Supervised Ensemble Solver#

Module for the supervised ensemble-model solver class.

class SupervisedEnsembleSolver(problem, models, optimizers=None, schedulers=None, weighting=None, loss=None, use_lt=True)[source]

Bases: EnsembleSolver

Ensemble-model solver for supervised learning problems.

This solver approximates the mapping between input data and target data using an ensemble of models. It is intended for problems whose conditions are defined by input-target pairs and accepts only InputTargetCondition.

Given input samples \(\mathbf{s}_i\), target values \(\mathbf{u}_i\), and an ensemble of models \(\{\mathcal{M}_j\}_{j=1}^{M}\), the prediction of each model is

\[\hat{\mathbf{u}}_{i}^{(j)} = \mathcal{M}_j(\mathbf{s}_i), \qquad j = 1, \ldots, M.\]

The supervised training objective minimizes the discrepancy between the target values and the ensemble predictions:

\[\mathcal{L}_{\mathrm{problem}} = \frac{1}{M} \sum_{j=1}^{M} \frac{1}{N} \sum_{i=1}^{N} \mathcal{L} \left( \mathbf{u}_i - \hat{\mathbf{u}}_{i}^{(j)} \right),\]

where \(\mathcal{L}\) is the selected loss function, typically the mean squared error.
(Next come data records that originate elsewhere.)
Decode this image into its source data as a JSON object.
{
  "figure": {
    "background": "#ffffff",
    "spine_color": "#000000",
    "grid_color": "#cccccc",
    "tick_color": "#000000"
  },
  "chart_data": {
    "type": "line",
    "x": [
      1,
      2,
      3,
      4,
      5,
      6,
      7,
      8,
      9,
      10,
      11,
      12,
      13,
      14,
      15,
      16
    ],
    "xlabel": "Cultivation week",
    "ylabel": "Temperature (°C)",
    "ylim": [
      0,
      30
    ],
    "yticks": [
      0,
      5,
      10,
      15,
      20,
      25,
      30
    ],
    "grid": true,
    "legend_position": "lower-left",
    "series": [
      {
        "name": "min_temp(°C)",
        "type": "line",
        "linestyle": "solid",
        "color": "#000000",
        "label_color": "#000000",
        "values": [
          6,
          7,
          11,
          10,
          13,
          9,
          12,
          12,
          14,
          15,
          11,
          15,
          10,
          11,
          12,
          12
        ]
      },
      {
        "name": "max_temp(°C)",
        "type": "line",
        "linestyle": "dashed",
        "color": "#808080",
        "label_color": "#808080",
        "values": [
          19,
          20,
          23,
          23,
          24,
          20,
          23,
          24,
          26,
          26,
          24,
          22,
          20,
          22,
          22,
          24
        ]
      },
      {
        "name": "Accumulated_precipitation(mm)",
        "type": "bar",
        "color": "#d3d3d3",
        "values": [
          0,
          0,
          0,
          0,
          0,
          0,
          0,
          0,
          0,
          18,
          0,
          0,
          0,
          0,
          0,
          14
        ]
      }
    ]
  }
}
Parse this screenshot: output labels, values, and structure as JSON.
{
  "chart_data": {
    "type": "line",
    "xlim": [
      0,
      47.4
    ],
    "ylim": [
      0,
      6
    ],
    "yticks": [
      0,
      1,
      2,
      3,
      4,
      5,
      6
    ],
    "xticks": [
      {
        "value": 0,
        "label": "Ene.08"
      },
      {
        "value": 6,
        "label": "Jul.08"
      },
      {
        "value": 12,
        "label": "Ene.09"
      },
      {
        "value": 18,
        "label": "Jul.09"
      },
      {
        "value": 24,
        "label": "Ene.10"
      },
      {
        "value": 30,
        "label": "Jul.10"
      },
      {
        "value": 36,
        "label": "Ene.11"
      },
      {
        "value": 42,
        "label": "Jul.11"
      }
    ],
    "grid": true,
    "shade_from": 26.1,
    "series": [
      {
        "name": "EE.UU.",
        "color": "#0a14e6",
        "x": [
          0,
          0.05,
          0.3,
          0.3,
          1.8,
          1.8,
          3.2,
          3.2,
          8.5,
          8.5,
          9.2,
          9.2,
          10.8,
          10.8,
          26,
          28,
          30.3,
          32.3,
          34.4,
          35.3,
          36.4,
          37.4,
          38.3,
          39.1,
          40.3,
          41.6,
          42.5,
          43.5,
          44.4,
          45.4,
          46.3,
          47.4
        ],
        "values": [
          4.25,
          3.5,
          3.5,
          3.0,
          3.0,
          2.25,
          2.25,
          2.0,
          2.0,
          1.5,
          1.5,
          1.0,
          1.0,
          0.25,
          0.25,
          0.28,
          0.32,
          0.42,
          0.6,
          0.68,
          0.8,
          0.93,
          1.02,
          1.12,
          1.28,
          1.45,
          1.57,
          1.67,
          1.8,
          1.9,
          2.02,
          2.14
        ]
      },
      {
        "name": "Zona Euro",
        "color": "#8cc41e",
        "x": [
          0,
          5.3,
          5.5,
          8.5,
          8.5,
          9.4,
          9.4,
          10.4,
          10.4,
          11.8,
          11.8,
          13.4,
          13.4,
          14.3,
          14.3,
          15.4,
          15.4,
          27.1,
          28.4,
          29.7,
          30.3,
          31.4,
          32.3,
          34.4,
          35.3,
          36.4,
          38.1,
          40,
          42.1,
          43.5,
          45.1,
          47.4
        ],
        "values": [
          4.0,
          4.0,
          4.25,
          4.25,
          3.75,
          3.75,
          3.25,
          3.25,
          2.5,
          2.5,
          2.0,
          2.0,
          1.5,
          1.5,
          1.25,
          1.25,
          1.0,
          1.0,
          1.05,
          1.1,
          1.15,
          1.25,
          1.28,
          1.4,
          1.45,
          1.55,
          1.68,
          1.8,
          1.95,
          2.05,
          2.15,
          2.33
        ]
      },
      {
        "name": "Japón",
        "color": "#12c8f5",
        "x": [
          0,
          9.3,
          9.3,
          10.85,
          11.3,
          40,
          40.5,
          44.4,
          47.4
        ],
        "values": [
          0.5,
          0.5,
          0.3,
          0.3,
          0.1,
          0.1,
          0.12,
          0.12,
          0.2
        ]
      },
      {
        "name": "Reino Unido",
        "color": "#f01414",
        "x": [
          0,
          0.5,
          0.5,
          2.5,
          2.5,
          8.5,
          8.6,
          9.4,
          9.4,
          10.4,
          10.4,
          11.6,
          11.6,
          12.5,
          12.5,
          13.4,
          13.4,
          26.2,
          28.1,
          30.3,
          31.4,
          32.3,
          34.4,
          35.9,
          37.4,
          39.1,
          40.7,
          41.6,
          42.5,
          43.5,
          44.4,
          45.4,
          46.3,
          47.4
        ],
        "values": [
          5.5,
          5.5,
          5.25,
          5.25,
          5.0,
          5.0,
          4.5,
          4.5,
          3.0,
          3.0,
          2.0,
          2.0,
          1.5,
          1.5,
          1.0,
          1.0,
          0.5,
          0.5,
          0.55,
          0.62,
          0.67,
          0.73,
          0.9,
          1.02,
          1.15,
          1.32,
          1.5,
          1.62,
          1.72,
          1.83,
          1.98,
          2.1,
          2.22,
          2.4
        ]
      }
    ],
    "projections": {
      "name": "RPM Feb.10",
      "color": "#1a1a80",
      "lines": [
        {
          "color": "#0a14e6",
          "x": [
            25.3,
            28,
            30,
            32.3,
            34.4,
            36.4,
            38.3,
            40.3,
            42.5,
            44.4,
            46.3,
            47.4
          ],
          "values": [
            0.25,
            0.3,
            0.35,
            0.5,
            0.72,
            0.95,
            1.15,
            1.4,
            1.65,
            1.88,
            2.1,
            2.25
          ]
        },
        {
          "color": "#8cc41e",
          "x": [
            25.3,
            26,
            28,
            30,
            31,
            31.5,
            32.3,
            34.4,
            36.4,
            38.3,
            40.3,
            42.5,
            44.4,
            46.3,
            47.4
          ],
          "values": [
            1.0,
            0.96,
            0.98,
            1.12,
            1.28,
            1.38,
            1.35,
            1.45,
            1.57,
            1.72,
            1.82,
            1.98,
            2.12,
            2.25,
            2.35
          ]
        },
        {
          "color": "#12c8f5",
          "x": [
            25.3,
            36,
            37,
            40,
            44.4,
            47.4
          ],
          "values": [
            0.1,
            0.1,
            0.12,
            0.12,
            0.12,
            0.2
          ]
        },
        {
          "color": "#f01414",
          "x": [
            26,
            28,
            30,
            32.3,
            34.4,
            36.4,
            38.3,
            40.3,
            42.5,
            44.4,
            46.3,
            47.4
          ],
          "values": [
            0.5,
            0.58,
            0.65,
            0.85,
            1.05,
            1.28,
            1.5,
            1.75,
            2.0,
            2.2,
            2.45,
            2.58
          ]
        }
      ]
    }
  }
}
Initialization of the SupervisedEnsembleSolver class.

Parameters:
  • problem (BaseProblem) – The problem to be solved.

  • models (torch.nn.Module | list[torch.nn.Module]) – The model or list of models used by the solver.

  • optimizers (TorchOptimizer | list[TorchOptimizer]) – The optimizer or list of optimizers used by the solver. If None, the torch.optim.Adam optimizer with a learning rate of 0.001 is used for each model. Default is None.

  • schedulers (TorchScheduler | list[TorchScheduler]) – The scheduler or list of schedulers used by the solver. If None, the torch.optim.lr_scheduler.ConstantLR scheduler with a factor of 1.0 is used for each model. Default is None.

  • weighting (BaseWeighting) – The weighting strategy used to combine condition losses. If None, no weighting is applied. Default is None.

  • loss – The loss function used to compute residual losses. If None, torch.nn.MSELoss is used. Default is None.

  • use_lt (bool) – If True, the solver uses LabelTensors as input. Default is True.